Verisign lost its appeal Wednesday to the 4th U.S. Circuit Court of Appeals of District Judge Claude Hilton’s 2015 dismissal of the domain name registry’s false advertising lawsuit against registry XYZ. Verisign claimed XYZ violated the Lanham Act by claiming entities couldn't get desired .com domain names from Verisign, and that XYZ’s .xyz top-level domain was “the next .com.” Hilton dismissed the lawsuit in the Alexandria, Va., court, saying XYZ’s statements about its rising registration numbers were “verifiably true." When XYZ “stated they were a market leader in new TLD’s and that they had the most new registrations than any other TLD, they were basing that information off of an accurate zone file,” Hilton said in his ruling (in Pacer).
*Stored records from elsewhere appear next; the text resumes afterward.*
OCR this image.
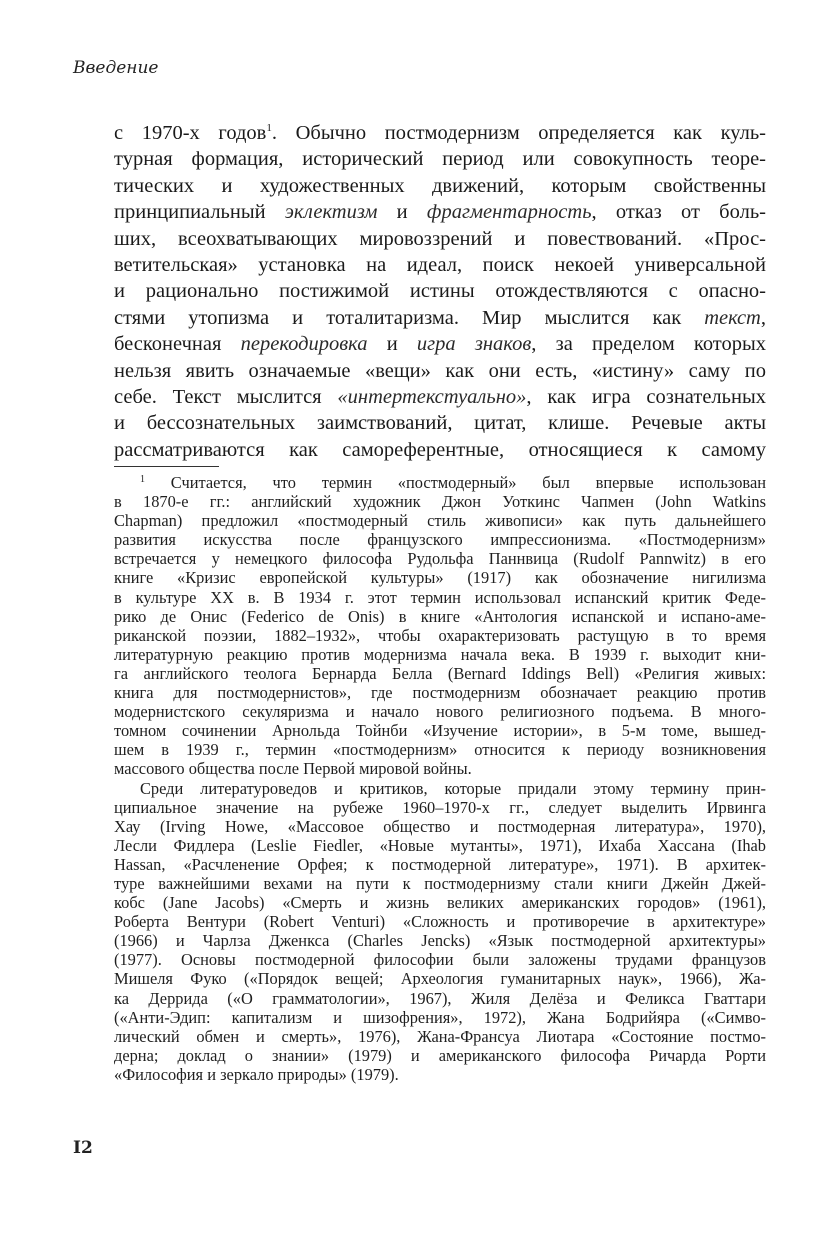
Введение
с 1970-х годов$^1$. Обычно постмодернизм определяется как куль-
турная формация, исторический период или совокупность теоре-
тических и художественных движений, которым свойственны
принципиальный эклектизм и фрагментарность, отказ от боль-
ших, всеохватывающих мировоззрений и повествований. «Прос-
ветительская» установка на идеал, поиск некоей универсальной
и рационально постижимой истины отождествляются с опасно-
стями утопизма и тоталитаризма. Мир мыслится как текст,
бесконечная перекодировка и игра знаков, за пределом которых
нельзя явить означаемые «вещи» как они есть, «истину» саму по
себе. Текст мыслится «интертекстуально», как игра сознательных
и бессознательных заимствований, цитат, клише. Речевые акты
рассматриваются как самореферентные, относящиеся к самому
$^1$ Считается, что термин «постмодерный» был впервые использован
в 1870-е гг.: английский художник Джон Уоткинс Чапмен (John Watkins
Chapman) предложил «постмодерный стиль живописи» как путь дальнейшего
развития искусства после французского импрессионизма. «Постмодернизм»
встречается у немецкого философа Рудольфа Паннвица (Rudolf Pannwitz) в его
книге «Кризис европейской культуры» (1917) как обозначение нигилизма
в культуре XX в. В 1934 г. этот термин использовал испанский критик Феде-
рико де Онис (Federico de Onis) в книге «Антология испанской и испано-аме-
риканской поэзии, 1882–1932», чтобы охарактеризовать растущую в то время
литературную реакцию против модернизма начала века. В 1939 г. выходит кни-
га английского теолога Бернарда Белла (Bernard Iddings Bell) «Религия живых:
книга для постмодернистов», где постмодернизм обозначает реакцию против
модернистского секуляризма и начало нового религиозного подъема. В много-
томном сочинении Арнольда Тойнби «Изучение истории», в 5-м томе, вышед-
шем в 1939 г., термин «постмодернизм» относится к периоду возникновения
массового общества после Первой мировой войны.
Среди литературоведов и критиков, которые придали этому термину прин-
ципиальное значение на рубеже 1960–1970-х гг., следует выделить Ирвинга
Хау (Irving Howe, «Массовое общество и постмодерная литература», 1970),
Лесли Фидлера (Leslie Fiedler, «Новые мутанты», 1971), Ихаба Хассана (Ihab
Hassan, «Расчленение Орфея; к постмодерной литературе», 1971). В архитек-
туре важнейшими вехами на пути к постмодернизму стали книги Джейн Джей-
кобс (Jane Jacobs) «Смерть и жизнь великих американских городов» (1961),
Роберта Вентури (Robert Venturi) «Сложность и противоречие в архитектуре»
(1966) и Чарлза Дженкса (Charles Jencks) «Язык постмодерной архитектуры»
(1977). Основы постмодерной философии были заложены трудами французов
Мишеля Фуко («Порядок вещей; Археология гуманитарных наук», 1966), Жа-
ка Деррида («О грамматологии», 1967), Жиля Делёза и Феликса Гваттари
(«Анти-Эдип: капитализм и шизофрения», 1972), Жана Бодрийяра («Симво-
лический обмен и смерть», 1976), Жана-Франсуа Лиотара «Состояние постмо-
дерна; доклад о знании» (1979) и американского философа Ричарда Рорти
«Философия и зеркало природы» (1979).
I2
A three-member 4th Circuit panel affirmed Hilton’s ruling Wednesday. Verisign’s analysis of XYZ’s claims “suffers from what we have identified as a ‘fatal flaw’ in calculating Lanham Act damages: It assumes rather than demonstrates that every .xyz registration during the relevant time period was the result of XYZ’s allegedly false statements,” said Judge Pamela Harris for the three-member panel. Judges Henry Floyd and James Wynn joined Harris in affirming the district court ruling. XYZ’s claims about the availability of .com domain names couldn’t be considered false or misleading under the Lanham Act, the 4th Circuit ruled. “XYZ’s statements concerning the availability of desirable .com names constitute opinion or puffery, not statements of fact on which reasonable consumers could rely,” the court said. “XYZ’s YouTube video claim that it is ‘impossible to find the domain name that you want’ … we conclude, cannot be interpreted as a verifiable statement of objective fact.” Verisign and XYZ didn’t immediately comment.